Und jetzt ruft die Abendsonne!

Einen schönen Abend allerseits

Scheiße Scheiße Scheiße

Jetzt hab ich Müll gebaut. Und mit der Reparatur kann ich erst morgen anfangen. Ich hasse sowas!

Strike.

Danke. Genau, was ich Kellerkind brauchte. Wenn jetzt die Ukraine bitte das gleiche Resultat gegen die Saudis...

Liebe Schweiz,

wäret Ihr bitte so liebenswürdig, in der zweiten Halbzeit auch ein zweites Tor zu schießen und ja keins reinzulassen? Ich brauch die drei Punkte für ein richtiges Ergebnis nämlich dringend, sonst werd ich beim Tippspiel nach unten durchgereicht.

Ich gebe zu, dass ich betrunken war, als ich die Tipps ausgefüllt habe, sonst hätte ich mich daran erinnert, dass ein gewisser Herr Zuberbühler im schweizer Tor steht, zu dessen Zeiten in der Bundesliga man Leverkusen getrost als Schießbude der Liga bezeichnen konnte...

Überraschende Begegnung

*Einmal Salat Italia zum Mitnehmen, bitte*

Eine vertraute Stimme hinter mir:

"So so, und heute abend wieder angeblich vor Hunger sterben."
*Klar, da zahlst Du ja.*
"Fieses Etwas"
*Na gut, wenn Du das so siehst, leiste ich Dir eben keine Gesellschaft, während Du allein Deinen Lunch in Dich reinschaufelst.*
"Wie kommst Du darauf, dass ich allein esse?"
*Wer will mit Dir schon essen?*
"Du, heute abend."
*Ich mach das aus purer Menschenfreundlichkeit.*
"Ach so, und ich dachte schon, weil Du Dir sonst kein warmes Abendessen leisten kannst."

Die grünen Augen wenden sich zu dem Typen hinter dem Tresen:

"Die junge Frau hat ihre Meinung geändert und nimmt ebenso wie ich die Tagliatelle mit Trüffeln. Wir sitzen dahinten."

Erwähnte ich eigentlich schon mal, dass ich unverschämte Männer liebe?

Sonntag, 18. Juni 2006

"Pflichttermin"

Seit Wochen versuche ich irgendwie, um diese Einladung herumzukommen. Aber irgendwie ging die Absage nicht. Kindtaufe. Ein weiterer Beitrag aus der Reihe: "Erbärmlichkeit meines Lebens". Doch das war noch nicht alles.

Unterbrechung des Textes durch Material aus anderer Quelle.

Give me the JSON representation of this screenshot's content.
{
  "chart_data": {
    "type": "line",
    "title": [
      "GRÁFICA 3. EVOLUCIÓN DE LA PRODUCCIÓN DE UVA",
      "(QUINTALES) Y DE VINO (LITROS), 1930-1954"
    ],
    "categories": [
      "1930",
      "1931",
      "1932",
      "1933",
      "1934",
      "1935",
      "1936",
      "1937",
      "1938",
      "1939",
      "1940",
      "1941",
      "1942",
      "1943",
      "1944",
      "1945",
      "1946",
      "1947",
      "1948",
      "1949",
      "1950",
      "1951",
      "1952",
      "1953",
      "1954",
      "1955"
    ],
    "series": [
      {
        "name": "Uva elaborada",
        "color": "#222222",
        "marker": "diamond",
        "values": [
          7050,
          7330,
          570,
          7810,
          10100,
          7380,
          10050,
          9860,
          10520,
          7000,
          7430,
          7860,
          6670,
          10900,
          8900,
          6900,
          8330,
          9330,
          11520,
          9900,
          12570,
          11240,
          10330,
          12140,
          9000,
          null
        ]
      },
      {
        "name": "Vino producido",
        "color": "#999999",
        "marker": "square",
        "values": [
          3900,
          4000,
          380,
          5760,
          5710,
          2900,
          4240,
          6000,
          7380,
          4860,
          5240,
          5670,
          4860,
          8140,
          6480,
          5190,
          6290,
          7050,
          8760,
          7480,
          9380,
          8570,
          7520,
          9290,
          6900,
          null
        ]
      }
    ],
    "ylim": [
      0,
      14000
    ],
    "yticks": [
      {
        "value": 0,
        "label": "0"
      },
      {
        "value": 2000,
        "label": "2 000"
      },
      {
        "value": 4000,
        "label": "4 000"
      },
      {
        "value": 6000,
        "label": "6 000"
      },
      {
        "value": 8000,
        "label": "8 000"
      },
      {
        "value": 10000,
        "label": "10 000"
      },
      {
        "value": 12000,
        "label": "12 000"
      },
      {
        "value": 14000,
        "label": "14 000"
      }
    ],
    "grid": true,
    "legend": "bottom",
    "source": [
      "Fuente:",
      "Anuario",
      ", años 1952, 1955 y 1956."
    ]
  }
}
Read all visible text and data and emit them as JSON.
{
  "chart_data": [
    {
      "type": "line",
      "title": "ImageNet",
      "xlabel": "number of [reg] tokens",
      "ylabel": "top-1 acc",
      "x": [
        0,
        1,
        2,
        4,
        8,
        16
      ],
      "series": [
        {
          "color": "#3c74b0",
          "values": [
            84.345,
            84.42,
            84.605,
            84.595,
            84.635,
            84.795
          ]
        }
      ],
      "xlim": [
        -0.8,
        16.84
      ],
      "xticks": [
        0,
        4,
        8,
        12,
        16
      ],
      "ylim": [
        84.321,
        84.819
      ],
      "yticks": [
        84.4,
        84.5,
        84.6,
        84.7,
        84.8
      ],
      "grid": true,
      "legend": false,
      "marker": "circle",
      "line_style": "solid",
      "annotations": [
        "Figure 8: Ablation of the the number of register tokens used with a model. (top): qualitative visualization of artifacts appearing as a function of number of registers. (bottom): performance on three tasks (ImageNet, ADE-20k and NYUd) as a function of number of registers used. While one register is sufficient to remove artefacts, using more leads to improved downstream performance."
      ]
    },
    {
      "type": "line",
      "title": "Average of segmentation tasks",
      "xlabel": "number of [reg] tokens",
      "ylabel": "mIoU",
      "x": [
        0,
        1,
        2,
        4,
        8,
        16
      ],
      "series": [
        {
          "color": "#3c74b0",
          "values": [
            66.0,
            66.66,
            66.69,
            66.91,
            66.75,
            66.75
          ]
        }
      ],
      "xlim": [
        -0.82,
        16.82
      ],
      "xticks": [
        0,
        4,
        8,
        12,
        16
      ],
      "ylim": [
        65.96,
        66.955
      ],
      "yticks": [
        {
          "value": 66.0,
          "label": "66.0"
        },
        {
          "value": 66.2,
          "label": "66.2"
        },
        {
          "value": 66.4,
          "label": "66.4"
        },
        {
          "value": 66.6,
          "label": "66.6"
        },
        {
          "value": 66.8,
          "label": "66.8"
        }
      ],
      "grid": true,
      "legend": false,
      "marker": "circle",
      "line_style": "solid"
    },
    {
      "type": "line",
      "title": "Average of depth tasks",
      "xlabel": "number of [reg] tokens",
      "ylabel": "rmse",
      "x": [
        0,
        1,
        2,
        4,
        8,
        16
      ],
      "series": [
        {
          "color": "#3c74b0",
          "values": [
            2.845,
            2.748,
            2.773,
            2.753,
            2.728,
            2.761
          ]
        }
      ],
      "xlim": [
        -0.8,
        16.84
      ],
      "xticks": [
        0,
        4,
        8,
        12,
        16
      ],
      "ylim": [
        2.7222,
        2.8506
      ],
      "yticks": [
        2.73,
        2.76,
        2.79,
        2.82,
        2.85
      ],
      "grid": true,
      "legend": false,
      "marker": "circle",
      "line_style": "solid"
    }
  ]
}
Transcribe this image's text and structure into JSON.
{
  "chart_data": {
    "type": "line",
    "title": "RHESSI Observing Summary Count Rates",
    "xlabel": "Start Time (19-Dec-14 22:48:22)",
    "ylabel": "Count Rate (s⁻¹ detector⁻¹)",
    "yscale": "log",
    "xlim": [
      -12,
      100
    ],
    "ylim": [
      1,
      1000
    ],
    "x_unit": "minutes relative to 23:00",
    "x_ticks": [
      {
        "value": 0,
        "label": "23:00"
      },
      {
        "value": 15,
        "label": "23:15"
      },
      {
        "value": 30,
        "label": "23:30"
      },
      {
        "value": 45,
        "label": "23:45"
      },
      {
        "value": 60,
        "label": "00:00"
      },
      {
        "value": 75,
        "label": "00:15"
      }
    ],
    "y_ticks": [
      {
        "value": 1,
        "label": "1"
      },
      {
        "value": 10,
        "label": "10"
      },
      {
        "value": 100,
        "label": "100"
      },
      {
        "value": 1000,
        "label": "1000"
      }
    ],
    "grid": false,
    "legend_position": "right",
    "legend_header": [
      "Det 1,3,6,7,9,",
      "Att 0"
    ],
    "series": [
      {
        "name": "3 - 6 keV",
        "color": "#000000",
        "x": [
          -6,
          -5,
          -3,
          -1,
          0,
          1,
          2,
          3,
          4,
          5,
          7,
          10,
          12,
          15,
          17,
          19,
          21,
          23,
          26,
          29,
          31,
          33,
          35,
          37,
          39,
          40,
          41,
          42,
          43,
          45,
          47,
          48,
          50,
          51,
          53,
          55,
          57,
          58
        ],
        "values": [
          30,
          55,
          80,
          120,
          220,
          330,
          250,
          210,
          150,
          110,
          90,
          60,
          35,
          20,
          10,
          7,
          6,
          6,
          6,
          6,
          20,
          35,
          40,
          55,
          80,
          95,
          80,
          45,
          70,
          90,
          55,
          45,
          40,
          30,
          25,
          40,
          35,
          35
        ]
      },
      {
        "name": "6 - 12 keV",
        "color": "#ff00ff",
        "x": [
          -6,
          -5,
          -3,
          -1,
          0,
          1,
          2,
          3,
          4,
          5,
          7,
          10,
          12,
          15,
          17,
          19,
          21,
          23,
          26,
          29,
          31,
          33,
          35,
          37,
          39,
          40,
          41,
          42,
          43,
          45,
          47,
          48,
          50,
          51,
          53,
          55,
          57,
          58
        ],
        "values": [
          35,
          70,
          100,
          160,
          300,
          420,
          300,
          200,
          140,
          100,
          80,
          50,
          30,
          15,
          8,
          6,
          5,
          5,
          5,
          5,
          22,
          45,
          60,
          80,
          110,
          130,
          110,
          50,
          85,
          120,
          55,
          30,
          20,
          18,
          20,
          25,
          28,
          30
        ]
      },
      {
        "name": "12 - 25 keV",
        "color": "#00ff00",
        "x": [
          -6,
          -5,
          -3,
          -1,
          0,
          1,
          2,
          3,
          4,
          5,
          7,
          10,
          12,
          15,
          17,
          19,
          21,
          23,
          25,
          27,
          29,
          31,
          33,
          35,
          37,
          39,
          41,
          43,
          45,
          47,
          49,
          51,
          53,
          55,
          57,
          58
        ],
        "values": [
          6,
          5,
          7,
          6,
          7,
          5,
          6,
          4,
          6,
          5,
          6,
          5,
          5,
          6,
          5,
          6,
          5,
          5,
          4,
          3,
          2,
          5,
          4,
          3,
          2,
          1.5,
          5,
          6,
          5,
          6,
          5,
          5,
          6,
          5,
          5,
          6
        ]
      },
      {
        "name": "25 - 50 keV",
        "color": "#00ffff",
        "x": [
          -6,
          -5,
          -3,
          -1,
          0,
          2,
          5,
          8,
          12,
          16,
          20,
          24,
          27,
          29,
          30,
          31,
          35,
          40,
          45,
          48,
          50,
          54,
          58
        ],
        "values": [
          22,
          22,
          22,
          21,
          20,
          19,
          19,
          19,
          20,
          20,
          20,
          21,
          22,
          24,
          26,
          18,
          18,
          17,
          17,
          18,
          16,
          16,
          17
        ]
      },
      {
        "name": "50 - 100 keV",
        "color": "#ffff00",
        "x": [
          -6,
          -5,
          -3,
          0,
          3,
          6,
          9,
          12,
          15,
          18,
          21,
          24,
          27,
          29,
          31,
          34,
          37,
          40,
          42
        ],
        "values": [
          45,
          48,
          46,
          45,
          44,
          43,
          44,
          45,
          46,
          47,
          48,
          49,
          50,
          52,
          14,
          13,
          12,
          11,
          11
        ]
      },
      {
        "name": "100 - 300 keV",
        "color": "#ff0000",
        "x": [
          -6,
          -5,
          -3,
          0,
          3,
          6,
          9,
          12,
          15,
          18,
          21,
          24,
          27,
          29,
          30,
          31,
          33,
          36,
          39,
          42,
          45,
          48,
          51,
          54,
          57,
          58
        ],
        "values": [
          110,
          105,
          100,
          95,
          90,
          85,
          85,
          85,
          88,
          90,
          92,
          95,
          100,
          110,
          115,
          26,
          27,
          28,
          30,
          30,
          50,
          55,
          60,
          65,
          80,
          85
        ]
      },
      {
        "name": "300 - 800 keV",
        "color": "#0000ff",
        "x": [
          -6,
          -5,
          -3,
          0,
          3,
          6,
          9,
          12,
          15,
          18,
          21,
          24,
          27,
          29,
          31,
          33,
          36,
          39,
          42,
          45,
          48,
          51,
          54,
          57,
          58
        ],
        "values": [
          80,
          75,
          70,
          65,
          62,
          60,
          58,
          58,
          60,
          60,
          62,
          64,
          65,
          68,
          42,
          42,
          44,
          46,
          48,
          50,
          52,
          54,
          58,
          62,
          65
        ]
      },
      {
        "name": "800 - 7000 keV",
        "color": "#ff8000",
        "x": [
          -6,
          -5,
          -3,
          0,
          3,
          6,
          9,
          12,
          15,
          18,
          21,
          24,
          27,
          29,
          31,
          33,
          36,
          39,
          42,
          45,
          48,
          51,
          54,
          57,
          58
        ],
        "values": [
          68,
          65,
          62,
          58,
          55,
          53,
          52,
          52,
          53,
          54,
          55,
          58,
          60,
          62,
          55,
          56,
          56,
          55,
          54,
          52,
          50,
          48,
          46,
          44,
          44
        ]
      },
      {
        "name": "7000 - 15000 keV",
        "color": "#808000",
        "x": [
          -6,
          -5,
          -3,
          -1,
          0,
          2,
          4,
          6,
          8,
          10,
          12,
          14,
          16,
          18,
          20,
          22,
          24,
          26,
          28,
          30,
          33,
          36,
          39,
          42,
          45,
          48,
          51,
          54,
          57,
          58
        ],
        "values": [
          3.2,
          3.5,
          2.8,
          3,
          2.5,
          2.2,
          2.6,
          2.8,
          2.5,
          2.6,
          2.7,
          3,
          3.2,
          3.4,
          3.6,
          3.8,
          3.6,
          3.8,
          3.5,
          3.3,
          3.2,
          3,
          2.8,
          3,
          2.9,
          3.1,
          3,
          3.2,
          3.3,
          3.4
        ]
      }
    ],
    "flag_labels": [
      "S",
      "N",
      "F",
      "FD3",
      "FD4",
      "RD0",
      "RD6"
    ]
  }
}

Er Ex-Kollege. Sie ausschließlich Ehefrau und Mutter. Südamerikanische Herkunft. Dazu die Familie. Vater war mal Vorstand eines deutschen Konzerns. 2 Brüder. Der eine Heuschrecke in USA. Seine Gattin war früher seine Sekretärin. Jetzt arbeitet sie nicht mehr. Der andere Manager in Asien. Seine Frau hat GP-Mäuschen gelernt. Nie gearbeitet. Dazu noch ein paar seiner aktuellen Kollegen mit den teilweise schwangeren, teilweise stillenden Gattinnen. Und zwei alte Freunde. Der eine gerade geheiratet, der andere mit schwangerer Gattin. Dazu ein geschätztes Duzend Kleinkinder. Mit anderen Worten: schlimmer geht ja wohl gar nicht.

Denkste.

Selten habe ich in meiner eigenen Familie so viel Wärme erlebt. Ich war nicht einfach geduldet, als Single irgendwo am Katzentisch, sondern jeder trat mir mit einer atemberaubenden Selbstverständlichkeit entgegen, gab mir Gelegenheit, an Gesprächen teilzuhaben, anstatt mich auszugrenzen . Mit wem immer ich sprach, offen und liebenswürdig wurde erzählt, von Themen, die gerade bewegen. Nicht eine Sekunde habe ich mich fehl am Platze gefühlt, wie sonst so oft bei diesen Gelegenheiten. Die Bereitschaft, mit der diese Familie einen für sie wichtigen Tag mit "Fremden" teilte, hat mich beeindruckt. Ebenso wie der Umstand, dass man zwar über drei Kontinente verteilt ist, dennoch aber ohne den geringsten Zweifel eine Familie ist. Weil es gemeinsame Fundamente gibt. Wie Respekt. Liebenswürdigkeit. Familiensinn. Ein Tag ohne das hohle Gequatsche, dass man von solchen Events erwartet. Eine ansteckende Leichtigkeit. Und eine atemberaubende Gastfreundschaft. So, genau so soll das Haus sein, was ich mal führen möchte...

Höchststrafe

Was ist schlimmer, als Italienspiele nicht zu sehen? Schlechte Italienspiele inmitten von mitgebrachten hauptberuflichen Ehefrauen mit Uniabschluss sehen zu müssen, die alle spontan beschlossen haben, für den Gegner zu sein und deren Kommentare mit steigender Inkompetenz der Italiener an Schwachsinnigkeit nicht mehr zu übertreffen sind.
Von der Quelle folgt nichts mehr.